J’ai été socialiste très longtemps un peu pour faire comme mes parents et parce que ça faisait bien mais toutefois j’avais toujours remarqué que Le Pen était le plus pertinent de tous les hommes politiques dans les médias tout en pensant qu’il usait d’une rhétorique habile propre à nous tromper a priori. Cependant, lors des précédentes présidentielles un oncle m’a demandé pour qui je voulais voter. Je lui ai répondu que je n’en avait pas la moindre idée puisqu’ils étaient tous plus nuls les uns que les autres, à gauche comme à droite à part Le Pen qui était particulièrement documenté et convaincant. “Mais alors, pourquoi ne votes-tu pas Le Pen ?” m’a-t-il dit ?
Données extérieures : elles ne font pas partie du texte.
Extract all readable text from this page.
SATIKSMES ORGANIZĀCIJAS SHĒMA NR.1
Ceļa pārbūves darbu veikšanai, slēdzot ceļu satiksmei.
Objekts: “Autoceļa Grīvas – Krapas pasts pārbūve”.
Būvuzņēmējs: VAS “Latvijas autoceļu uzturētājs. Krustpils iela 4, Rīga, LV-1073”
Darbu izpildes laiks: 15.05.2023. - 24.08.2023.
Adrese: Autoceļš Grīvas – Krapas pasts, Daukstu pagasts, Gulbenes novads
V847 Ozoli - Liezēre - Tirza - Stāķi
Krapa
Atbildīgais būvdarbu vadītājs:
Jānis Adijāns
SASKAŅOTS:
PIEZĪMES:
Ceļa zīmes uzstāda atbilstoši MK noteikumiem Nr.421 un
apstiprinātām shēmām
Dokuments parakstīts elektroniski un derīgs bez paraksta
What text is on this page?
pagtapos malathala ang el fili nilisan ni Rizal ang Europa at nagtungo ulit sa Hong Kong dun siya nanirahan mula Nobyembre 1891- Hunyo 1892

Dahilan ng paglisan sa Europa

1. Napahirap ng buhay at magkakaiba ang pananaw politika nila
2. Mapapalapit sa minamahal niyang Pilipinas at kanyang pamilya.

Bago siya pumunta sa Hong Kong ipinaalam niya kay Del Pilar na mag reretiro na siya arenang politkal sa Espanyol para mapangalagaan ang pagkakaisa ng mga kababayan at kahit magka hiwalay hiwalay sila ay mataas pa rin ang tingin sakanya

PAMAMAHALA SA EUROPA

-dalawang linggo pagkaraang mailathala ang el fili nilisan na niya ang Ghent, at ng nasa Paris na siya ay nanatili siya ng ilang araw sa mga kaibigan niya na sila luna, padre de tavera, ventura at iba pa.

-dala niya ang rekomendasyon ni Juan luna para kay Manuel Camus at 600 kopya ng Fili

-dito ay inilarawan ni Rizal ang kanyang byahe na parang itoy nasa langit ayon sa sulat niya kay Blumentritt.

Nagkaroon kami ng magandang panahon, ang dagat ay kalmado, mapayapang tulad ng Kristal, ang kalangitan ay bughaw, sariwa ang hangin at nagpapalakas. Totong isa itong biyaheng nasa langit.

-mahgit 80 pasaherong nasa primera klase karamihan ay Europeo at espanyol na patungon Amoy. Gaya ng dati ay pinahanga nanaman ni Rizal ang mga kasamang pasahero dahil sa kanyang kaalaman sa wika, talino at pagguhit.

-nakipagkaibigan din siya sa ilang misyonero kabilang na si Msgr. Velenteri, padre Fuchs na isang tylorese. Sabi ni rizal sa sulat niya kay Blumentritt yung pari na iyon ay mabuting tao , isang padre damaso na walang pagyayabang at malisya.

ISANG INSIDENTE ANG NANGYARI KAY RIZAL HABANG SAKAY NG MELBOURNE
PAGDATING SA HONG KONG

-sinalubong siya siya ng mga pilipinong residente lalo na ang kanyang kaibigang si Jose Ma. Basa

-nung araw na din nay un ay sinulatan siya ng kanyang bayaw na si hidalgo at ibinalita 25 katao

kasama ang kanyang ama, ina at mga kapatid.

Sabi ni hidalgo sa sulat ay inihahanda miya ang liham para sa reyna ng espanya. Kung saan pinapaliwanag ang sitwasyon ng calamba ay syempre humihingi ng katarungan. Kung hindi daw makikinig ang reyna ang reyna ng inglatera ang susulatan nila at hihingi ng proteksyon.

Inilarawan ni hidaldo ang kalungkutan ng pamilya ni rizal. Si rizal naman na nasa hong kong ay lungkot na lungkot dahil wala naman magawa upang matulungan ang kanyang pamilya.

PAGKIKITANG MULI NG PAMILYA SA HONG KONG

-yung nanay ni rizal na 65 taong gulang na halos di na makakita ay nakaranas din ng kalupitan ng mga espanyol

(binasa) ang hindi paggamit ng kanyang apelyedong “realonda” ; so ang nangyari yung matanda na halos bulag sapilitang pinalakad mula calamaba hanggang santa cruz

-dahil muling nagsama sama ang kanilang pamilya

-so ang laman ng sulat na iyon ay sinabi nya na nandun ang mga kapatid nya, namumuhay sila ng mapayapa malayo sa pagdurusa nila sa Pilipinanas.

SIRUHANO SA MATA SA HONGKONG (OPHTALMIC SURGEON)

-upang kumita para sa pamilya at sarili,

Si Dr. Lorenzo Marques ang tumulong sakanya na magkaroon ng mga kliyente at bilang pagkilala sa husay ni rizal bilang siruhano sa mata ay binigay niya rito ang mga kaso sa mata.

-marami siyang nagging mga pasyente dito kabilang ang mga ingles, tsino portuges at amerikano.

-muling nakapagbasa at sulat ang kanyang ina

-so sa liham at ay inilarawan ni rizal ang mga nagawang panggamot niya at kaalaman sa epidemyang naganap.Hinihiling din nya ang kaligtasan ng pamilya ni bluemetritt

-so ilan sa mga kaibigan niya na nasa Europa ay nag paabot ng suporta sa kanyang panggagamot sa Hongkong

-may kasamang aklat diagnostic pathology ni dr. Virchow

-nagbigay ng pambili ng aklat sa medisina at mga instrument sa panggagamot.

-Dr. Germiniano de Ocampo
3Ben non, on ne peux pas !” ai-je répondu sans pouvoir expliquer pourquoi mais encore tout imprégné de la pensée unique ambiante. Puis, après y avoir réfléchi, je me suis posé moi aussi la question: “Après tout, pourquoi ne pas voter Le Pen ?” Du coup, je suis allé sur le site du FN que je consulte désormais quotidiennement et désormais suite à ce déclic initié par mon oncle, je sias que je ne voterai plus jamais autre chose que FN ce que j’ai fait pour la première fois aux dernières présidentielle. J’ai également revu toutes les Heures de Vérité Le Pen sur INA.fr et je me dis à présent: “Quel visionnaire ce Le Pen !” Un jour, on lui dressera des statues s’il n’est pas trop tard mais je pense que l’Histoire lui donnera raison et j’espère simplement que la France se réveillera à temps (comme le reste de l’Europe d’ailleurs !!!!) pour qu’il puisse encore assister à son sacre honteusement bafoué entre les deux tours de 2002 (ce qui m’avait déjà choqué bien que ne votant pas encore FN à l’époque).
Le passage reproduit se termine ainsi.